For a moment, Yuri merely looked on in horror at the hissing air tube and his suffocating master. Then he quickly wheeled Querilous away from Emuel and fumbled with the pipe, trying to slot it back into the connection. By the time the breathing apparatus was re-attached, Querilous was a pale blue. Yuri looked at his master, horror overwhelming him at the thought he might be dead, until, with a shudder, Fitch came round. His eyes rolled madly for a while until they fixed on the eunuch, who was half out of his chair, his left hand still bound.

“Yuri, wheel me in close.”

“What are you going to do, Querilous?” Emuel laughed. “You’re nothing but a helpless cripple, with an idiot for an assistant.”

The idiot of an assistant was stronger than he looked; the blow that connected with Emuel’s head knocked him out cold.

“I had a feeling this interrogation was going to be pointless,” Querilous said.

The door to the chamber opened and Katherine Makennon swept into the room. She didn’t have any of her usual retinue with her. Querilous was especially pleased to note the absence of Jakub Freel, who had somehow managed to wheedle his way into the inner circles of the Faith.

Querilous’s assistant dropped to his knees and averted his eyes as the Anointed Lord came towards them.

“You are dismissed,” Makennon said.

“Anointed One, without meaning to question your wisdom,” Querilous said, “I am somewhat at a disadvantage without Yuri’s aid.”

“I do apologise.

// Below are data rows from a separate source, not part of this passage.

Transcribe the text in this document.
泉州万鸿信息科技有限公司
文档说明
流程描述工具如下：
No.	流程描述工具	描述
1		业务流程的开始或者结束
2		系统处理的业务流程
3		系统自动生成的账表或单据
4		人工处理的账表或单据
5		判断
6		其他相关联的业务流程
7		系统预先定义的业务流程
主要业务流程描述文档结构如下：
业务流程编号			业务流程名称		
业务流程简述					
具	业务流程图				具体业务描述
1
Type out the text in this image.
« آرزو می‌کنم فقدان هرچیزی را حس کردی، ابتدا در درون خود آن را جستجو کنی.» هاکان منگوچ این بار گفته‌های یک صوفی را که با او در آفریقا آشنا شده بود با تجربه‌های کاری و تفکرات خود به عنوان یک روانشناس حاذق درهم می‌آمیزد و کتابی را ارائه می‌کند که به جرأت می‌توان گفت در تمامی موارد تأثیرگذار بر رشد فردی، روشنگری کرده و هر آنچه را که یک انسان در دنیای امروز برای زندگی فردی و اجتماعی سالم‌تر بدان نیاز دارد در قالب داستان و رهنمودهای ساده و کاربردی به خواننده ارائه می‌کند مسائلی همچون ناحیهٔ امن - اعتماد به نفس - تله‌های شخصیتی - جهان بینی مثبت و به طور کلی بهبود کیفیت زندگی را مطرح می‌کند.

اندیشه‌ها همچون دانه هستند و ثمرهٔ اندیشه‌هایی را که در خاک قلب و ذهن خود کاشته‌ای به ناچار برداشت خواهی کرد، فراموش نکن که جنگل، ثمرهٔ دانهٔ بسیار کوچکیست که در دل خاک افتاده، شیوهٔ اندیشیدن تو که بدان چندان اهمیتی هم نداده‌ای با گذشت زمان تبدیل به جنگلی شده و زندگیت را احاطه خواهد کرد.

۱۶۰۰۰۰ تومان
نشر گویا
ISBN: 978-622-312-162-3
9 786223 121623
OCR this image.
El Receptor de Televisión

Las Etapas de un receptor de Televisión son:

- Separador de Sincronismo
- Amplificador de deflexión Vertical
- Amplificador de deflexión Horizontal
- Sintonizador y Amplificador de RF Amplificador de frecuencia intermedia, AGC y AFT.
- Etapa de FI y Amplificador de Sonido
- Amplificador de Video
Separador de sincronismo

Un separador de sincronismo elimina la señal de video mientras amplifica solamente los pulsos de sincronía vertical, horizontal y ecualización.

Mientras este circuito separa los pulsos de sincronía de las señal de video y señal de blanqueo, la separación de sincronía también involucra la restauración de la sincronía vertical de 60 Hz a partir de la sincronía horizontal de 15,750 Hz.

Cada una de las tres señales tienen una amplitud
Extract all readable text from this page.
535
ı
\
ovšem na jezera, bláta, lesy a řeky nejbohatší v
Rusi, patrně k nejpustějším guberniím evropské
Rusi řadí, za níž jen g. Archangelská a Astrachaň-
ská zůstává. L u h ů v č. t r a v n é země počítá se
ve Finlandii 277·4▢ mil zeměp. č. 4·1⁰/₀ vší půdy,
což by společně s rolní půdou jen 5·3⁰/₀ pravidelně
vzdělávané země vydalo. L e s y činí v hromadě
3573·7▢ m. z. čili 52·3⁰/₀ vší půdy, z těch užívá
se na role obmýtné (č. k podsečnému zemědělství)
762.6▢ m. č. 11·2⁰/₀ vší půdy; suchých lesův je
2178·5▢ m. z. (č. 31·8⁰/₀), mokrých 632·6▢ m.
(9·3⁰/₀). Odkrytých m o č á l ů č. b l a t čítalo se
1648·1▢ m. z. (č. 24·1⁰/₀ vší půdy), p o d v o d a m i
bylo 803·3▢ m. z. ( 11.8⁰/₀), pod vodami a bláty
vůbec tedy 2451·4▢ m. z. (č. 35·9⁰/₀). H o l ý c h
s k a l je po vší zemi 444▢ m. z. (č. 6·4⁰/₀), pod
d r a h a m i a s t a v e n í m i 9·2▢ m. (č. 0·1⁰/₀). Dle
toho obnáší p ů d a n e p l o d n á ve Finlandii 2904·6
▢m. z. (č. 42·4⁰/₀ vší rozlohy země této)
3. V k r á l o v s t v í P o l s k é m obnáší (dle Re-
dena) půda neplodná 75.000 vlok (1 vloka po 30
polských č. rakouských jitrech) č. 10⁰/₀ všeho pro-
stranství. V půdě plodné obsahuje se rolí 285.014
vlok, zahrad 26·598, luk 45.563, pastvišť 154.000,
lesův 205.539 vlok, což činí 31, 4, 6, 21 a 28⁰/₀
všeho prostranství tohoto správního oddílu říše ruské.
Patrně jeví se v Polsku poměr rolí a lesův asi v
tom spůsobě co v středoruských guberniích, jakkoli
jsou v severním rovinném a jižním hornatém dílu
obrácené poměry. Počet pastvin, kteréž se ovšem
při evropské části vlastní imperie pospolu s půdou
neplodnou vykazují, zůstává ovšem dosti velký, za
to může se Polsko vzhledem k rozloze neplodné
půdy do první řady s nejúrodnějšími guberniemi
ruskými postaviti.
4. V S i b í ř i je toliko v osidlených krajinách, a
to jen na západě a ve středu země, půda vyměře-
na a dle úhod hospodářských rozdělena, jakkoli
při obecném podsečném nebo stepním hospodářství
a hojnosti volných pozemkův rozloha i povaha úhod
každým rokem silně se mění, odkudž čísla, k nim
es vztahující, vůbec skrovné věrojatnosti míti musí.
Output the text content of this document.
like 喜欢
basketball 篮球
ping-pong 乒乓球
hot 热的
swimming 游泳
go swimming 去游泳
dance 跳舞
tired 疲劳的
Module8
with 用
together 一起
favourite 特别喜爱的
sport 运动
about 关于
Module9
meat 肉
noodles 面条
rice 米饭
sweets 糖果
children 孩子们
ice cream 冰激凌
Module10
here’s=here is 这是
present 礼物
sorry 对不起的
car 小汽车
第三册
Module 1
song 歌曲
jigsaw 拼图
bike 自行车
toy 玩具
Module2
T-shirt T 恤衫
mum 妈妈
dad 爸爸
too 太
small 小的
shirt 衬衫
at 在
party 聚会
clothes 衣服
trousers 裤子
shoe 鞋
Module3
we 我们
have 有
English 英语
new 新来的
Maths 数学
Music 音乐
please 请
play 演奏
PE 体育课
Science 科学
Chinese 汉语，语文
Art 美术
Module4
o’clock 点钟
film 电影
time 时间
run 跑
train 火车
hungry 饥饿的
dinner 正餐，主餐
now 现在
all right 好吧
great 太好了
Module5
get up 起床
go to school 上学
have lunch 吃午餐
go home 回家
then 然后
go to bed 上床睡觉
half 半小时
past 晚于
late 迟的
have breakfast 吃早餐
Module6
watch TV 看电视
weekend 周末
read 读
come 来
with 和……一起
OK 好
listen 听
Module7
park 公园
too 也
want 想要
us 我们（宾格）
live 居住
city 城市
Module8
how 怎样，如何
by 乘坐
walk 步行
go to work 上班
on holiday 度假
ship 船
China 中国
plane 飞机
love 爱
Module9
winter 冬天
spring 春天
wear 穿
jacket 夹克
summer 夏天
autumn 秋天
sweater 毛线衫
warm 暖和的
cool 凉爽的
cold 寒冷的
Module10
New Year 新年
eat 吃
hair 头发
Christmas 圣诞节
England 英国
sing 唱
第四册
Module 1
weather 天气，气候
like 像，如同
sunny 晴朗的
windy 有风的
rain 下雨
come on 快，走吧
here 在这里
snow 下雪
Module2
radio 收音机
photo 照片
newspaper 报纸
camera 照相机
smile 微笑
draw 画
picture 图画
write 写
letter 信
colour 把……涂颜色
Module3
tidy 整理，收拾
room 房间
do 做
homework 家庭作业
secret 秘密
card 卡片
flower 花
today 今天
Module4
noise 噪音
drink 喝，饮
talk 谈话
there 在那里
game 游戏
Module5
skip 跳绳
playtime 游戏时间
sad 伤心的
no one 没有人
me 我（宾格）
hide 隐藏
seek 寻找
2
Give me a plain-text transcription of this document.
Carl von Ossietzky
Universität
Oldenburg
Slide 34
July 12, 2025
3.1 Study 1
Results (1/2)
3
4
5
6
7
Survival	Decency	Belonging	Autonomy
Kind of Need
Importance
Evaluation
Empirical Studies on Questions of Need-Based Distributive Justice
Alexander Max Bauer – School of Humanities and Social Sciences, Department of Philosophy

For some reason I keep forgetting about the extent of your… condition.”

“May I ask what brings you this far below Scholten?”

“I think, Querilous, that we need to employ a different tactic in our hunt for the fugitives. Have our two prisoners been adequately broken?”

Querilous looked at the unconscious form of Emuel and smiled. “I believe so. And the radicalisation of Ignacio is proceeding according to plan.”

“Then there is a sorcerer who may be able to help us. Although he is getting on in years, he’s one of the most powerful practitioners of magic known to the Faith. What is more, he has offered to give up his life in order to perform one last, overwhelming rite.”

The manipulator said nothing for a moment. The only sound was the hiss and wheeze of his breathing regulator as he stared at the Anointed One.

“What of Brother Sequilious?”

“He is sadly no longer with us. I do somewhat regret my punishment of him. But we all have our off days, do we not?”

Querilous wheezed in agreement.

“You have two days to prepare the prisoners. After that time they will be departing for the Drakengrat mountains with a contingent of the Order of the Swords of Dawn. We will have our fugitives, Querilous, and more importantly we will have Silus Morlader. The Final Faith could certainly use a man of his talents, in these uncertain times.”